By Sarah Rappaport
BU News Service
The term ‘runner’s high’ has been used to describe the euphoria and the rush of endorphins that an athlete feels after completing a challenging sprint or race. In Boston, Back On My Feet and The Boston Bulldogs are offering hope and change to those struggling with addiction and homelessness by using running to improve the lives of their members.
The Boston Bulldogs are a nonprofit club founded by Clinical Social Worker and Addiction Specialist Mike Ferullo in 2008. Ferullo, who has been sober for about forty years, started the club hoping to help users recover by providing them with a supportive community and wellness plans.
“We’re trying to heal from the trauma of the addiction,” Ferullo said. “These guys hang out, they have fun, and they talk throughout the week.”
Similarly, Back on My Feet Boston, one of twelve chapters nationwide, utilizes the community aspects of running to assist Bostonians in combatting homelessness and other associated issues. Members are encouraged to come out with one of several running groups in the city three days a week for 30 days. Afterwards, they are able to participate in the Next Steps program, which offers educational resources, housing support and job training. Currently, 80 percent of members proceed to Next Steps.
Boston Chapter Director Elizabeth Carr believes that the support of the team is one of the reasons that members continue the program. “When they are surrounded by people who are in circumstances like they are, they’re overcoming and they are all gaining strength from each other,” Carr said.
Both programs use short and long-term goals to give their members something to strive for. For the Bulldogs, the Full Circle program offers a supportive and structured atmosphere that encourages members to run longer distances and eventually enter race events. Upon completion, they are encouraged to continue with the club and become wellness sponsors for new members in recovery. This year, the Bulldogs have four runners participating in the Boston Marathon.
Sean Staunton, a recovered member, is one of those runners. He is also a wellness sponsor for other club participants.
“I never had a network with sober people before this,” Staunton said. “I never thought I’d say I would be running the Boston Marathon.”
While running may seem like a offbeat alternative to recovery, exercise has been increasingly linked to success in combating addiction and other health-related issues.
According to a study published in Frontiers in Psychiatry, exercise is beneficial as a preventative treatment and as a way to intervene and assist in healing addiction.
For Arthur Agostino, who has been a member of the Bulldogs for a few months, other methods of treatment just didn’t work.
“In the past I’ve tried so many ways to get sober. I’ve been in a bunch of programs, and I’d complete them just to complete them, then I’d be right back out there,” Agostino said. “But this time, with running, it actually fills your endorphins, just like the drugs did.”
Still, even with groups like these, it can be difficult for users to actually get the help they need.

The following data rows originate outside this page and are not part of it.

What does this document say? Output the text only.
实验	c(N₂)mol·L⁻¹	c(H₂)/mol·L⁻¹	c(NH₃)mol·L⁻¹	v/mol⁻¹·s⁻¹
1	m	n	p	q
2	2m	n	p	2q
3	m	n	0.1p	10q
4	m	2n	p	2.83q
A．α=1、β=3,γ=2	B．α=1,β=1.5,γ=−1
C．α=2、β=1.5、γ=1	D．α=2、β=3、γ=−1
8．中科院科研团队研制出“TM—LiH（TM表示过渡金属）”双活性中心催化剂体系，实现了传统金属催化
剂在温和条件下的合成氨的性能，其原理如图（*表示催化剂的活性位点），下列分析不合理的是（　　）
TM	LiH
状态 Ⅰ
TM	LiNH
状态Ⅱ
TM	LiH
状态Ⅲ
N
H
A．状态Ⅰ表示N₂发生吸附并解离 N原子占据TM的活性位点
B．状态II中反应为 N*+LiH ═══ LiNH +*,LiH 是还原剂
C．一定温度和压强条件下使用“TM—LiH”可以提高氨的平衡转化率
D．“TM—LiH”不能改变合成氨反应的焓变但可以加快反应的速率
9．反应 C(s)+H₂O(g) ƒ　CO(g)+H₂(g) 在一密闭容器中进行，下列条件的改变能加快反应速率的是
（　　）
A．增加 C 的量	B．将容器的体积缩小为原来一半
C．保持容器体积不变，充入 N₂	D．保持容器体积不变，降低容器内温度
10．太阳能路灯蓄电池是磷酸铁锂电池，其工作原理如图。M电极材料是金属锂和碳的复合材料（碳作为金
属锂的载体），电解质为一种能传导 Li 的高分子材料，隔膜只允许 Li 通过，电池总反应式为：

Residential programs can be expensive, especially if medical insurance companies cannot accommodate patients. Therapy retreats have been linked to larger monetary scams, potentially increasing stigma behind these types of treatment options.
But just as wilderness therapy has become popular as a remedy for mental health issues, running recovery programs utilize exercise, group activity, and the outside environment.
Unlike many residential treatment programs, where users are in closed-door treatment and separated from the outside world, both organizations allow community members who are not fighting addiction or other afflictions to join. Carr suggests that having these mixed groups encourages solidarity.
“Our members are actually just like everyone else, [they are] regular people,” Carr said. “But maybe there was one circumstance that changed that had them experience homelessness.”
Regardless of affliction, it seems that being part of a team is what members of both groups enjoy the most. Will Diamond, a Bulldog in recovery who is prepping for this year’s Boston Marathon, said that running with the team is what keeps him going.
“I’ve had little stretches of time where I haven’t been with the Bulldogs, and those have been bad months,” Diamond said. “So I think it’s therapeutic. It’s beyond running and getting in shape. It’s getting help from others.”